Mount games on NVME or separate SSD?

Larsenex

Posts: 91   +8
Greetings Tech folks,

I am going to build a new computer. I was going to use a 256 gig NVME as my boot drive and keep only windows on it. Nothing else. Then get a Samsung 960 Pro and mount my games and my steam library there. Finally a 4 TB HDD for Videos, music and downloads, docs and pictures as well as the desktop mapped there.

Will I still get good performance by having my games mounted on an SSD even though its not the same drive as where windows is mounted?
 
You can put it on the SSD but you want to add partitions so it isn't in the same partition as Windows. This can be done using a free program called EaseUS. The partition will show up as another drive. You can name it whatever you want to. If you plan to install multiple games I'd suggest doing it on a seperate drive.
 
Thanks, I was going to get an NVME drive of about 256 gigs and install windows there. In addition, I was going to get Samsungs 960 pro 2.5" drive (512 gigs) and use that exclusively for games and lastly a 4 TB HDD which is where everything else gets installed, the downloads directory, docs directory and my games directory. My question is will I get the same performance on games keeping them on their own SSD drive rather then sharing the same drive space on the NVME drive?
 
I don't think there will be any performance gains by installing games on the main NVME drive vs. a fast SSD. I generally prefer to keep my Windows OS and games on separate partitions or even drives, in my case each have their own SSD with another set of 7200 RPM SATA HDDs for cold storage, e.g. holding data I don't need to access daily.

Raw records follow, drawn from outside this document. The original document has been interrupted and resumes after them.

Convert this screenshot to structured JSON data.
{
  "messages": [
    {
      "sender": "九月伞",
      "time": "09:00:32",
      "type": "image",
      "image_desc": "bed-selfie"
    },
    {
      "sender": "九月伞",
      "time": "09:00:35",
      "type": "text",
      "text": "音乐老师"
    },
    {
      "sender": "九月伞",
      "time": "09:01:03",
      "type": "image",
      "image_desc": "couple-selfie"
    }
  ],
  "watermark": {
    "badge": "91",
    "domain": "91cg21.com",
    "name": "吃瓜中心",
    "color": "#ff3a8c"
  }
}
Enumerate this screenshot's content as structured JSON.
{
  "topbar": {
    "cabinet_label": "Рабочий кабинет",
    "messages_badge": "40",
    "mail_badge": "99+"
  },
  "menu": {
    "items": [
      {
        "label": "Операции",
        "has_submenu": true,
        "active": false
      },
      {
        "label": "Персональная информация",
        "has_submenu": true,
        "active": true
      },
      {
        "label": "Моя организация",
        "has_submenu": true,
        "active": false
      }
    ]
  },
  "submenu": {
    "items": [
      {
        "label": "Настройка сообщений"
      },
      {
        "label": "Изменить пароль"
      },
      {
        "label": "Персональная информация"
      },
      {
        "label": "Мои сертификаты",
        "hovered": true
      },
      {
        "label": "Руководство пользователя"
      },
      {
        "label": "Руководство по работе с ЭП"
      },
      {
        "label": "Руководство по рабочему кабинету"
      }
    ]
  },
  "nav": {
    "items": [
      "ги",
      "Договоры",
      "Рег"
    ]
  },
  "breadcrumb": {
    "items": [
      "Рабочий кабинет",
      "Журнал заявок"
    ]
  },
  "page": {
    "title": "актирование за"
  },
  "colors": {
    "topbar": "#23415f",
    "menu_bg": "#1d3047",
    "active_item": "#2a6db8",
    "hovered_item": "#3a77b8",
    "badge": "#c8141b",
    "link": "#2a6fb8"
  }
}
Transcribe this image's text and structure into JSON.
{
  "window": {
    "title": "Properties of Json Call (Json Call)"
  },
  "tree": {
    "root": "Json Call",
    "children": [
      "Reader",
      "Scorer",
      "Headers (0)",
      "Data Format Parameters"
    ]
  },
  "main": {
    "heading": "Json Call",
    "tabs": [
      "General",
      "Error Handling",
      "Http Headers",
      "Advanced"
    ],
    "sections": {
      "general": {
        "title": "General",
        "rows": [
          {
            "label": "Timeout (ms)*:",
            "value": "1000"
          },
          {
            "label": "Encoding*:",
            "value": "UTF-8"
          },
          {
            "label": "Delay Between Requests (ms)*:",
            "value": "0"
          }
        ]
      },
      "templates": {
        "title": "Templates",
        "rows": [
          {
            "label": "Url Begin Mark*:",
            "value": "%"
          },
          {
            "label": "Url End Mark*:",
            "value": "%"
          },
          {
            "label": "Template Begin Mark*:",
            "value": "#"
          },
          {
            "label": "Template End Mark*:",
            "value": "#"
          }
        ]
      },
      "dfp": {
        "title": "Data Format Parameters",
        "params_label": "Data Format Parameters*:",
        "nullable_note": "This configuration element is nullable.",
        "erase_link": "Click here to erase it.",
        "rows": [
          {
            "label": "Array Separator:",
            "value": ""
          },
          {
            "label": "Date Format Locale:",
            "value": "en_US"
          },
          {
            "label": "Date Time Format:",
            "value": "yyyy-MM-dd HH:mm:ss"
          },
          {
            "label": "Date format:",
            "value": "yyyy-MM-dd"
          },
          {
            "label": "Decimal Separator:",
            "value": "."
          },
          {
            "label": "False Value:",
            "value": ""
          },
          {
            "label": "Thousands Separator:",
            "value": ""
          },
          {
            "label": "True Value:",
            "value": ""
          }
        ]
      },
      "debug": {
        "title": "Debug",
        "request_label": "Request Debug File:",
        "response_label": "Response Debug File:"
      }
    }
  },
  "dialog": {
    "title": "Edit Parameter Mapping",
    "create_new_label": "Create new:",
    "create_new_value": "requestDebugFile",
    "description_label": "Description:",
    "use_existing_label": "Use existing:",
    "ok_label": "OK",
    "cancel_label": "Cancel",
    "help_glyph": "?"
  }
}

However, one of my WD 1TB Caviar (Black) drives is configured as an additional Steam Library drive for games I don't play too often. When playing these games, the loading times aren't as fast as those installed on my SSD of course but once in-game I really can't tell if the game is running off a SSD or HDD. It certainly shouldn't impact FPS I think?
 
My suggestion would be to buy a smaller SSD for the OS only. Then do as you plan with the drive for your games.
 
Thanks this was exactly the info I was looking for. I think 256 gigs may be over kill just for windows but I found its better to have too much room then to suddenly need to have more. ErikNZ your advice is excellent. One drive for Windows, One drive SSD for Games and a platter drive for storage.
 
This threads conclusion still stands true, I just wanted to add :). Maybe someone would prove me wrong, if so I will move my games off of my SSD to the 1TB Nvme. The only difference I could find in game is the extreme fast loading of maps putting me in the lobby before anyone else. That is literally it, FPS was neither changed up or down.